Use a straightforward API to interact with Amazon Redshift: Amazon Redshift lets you painlessly access data with all types of traditional, cloud-native, and containerized, serverless web services–based and event-driven applications. The Amazon Redshift Data API simplifies data access, ingestion, and egress from programming languages and platforms supported by the AWS SDK, such as Python, Go, Java, Node.js, PHP, Ruby, and C++. The Data API removes the need for configuring drivers and managing database connections. Instead, you can run SQL commands to an Amazon Redshift cluster by calling a secured API endpoint provided by the Data API. The Data API takes care of managing database connections and buffering data. The Data API is asynchronous, so you can retrieve your results later. Your query results are stored for 24 hours.

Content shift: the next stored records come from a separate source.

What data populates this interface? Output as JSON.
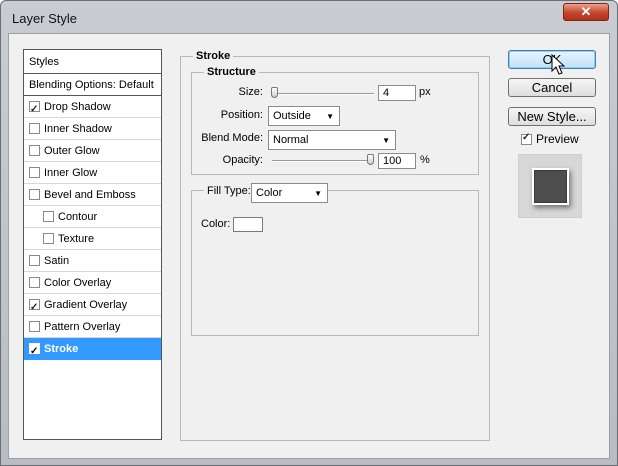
{
  "window": {
    "title": "Layer Style",
    "close_glyph": "✕"
  },
  "styles_panel": {
    "header": "Styles",
    "blending_options": "Blending Options: Default",
    "items": [
      {
        "label": "Drop Shadow",
        "checked": true,
        "indent": false,
        "selected": false
      },
      {
        "label": "Inner Shadow",
        "checked": false,
        "indent": false,
        "selected": false
      },
      {
        "label": "Outer Glow",
        "checked": false,
        "indent": false,
        "selected": false
      },
      {
        "label": "Inner Glow",
        "checked": false,
        "indent": false,
        "selected": false
      },
      {
        "label": "Bevel and Emboss",
        "checked": false,
        "indent": false,
        "selected": false
      },
      {
        "label": "Contour",
        "checked": false,
        "indent": true,
        "selected": false
      },
      {
        "label": "Texture",
        "checked": false,
        "indent": true,
        "selected": false
      },
      {
        "label": "Satin",
        "checked": false,
        "indent": false,
        "selected": false
      },
      {
        "label": "Color Overlay",
        "checked": false,
        "indent": false,
        "selected": false
      },
      {
        "label": "Gradient Overlay",
        "checked": true,
        "indent": false,
        "selected": false
      },
      {
        "label": "Pattern Overlay",
        "checked": false,
        "indent": false,
        "selected": false
      },
      {
        "label": "Stroke",
        "checked": true,
        "indent": false,
        "selected": true
      }
    ]
  },
  "stroke": {
    "title": "Stroke",
    "structure": {
      "title": "Structure",
      "size_label": "Size:",
      "size_value": "4",
      "size_unit": "px",
      "position_label": "Position:",
      "position_value": "Outside",
      "blend_mode_label": "Blend Mode:",
      "blend_mode_value": "Normal",
      "opacity_label": "Opacity:",
      "opacity_value": "100",
      "opacity_unit": "%"
    },
    "fill": {
      "fill_type_label": "Fill Type:",
      "fill_type_value": "Color",
      "color_label": "Color:",
      "color_value": "#ffffff"
    }
  },
  "buttons": {
    "ok": "OK",
    "cancel": "Cancel",
    "new_style": "New Style..."
  },
  "preview": {
    "label": "Preview",
    "checked": true
  },
  "colors": {
    "selection": "#3399ff",
    "close": "#c4442b"
  },
  "icons": {
    "dropdown": "chevron-down-icon",
    "cursor": "mouse-pointer-icon"
  }
}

Run queries within the console or connect SQL client tools, libraries, or data science tools including QuickSight, Tableau, Microsoft Power BI, Alteryx, Querybook, Jupyter Notebook, Informatica, dbt, MicroStrategy, and Looker.

Contextualize applications and boost user productivity with generative AI

Use plain English to write queries in Amazon Redshift Query Editor that securely generate accurate SQL code recommendations within the scope of your data access permissions.

Amazon Redshift seamlessly integrates with Amazon Bedrock, enabling direct generative AI capabilities through standard SQL commands. This integration allows data teams to use foundation models like Anthropic Claude and Amazon Titan for tasks such as text analysis, translation, and sentiment detection without additional infrastructure complexity. Users can seamlessly invoke AI models within their existing data analytics workflows, transforming how insights are extracted from enterprise data.

Amazon Redshift ML makes it easier for data analysts, data scientists, BI professionals, and developers to create, train, and deploy SageMaker models using SQL. With Amazon Redshift ML, you can use SQL statements to create and train SageMaker models on your data in Amazon Redshift and then use those models for predictions such as churn detection, financial forecasting, personalization, and risk scoring directly in your queries and reports. Bring large language models into Amazon Redshift for advanced natural language processing tasks like text summarization, entity extraction, and sentiment analysis, to gain deeper insights from your data using SQL.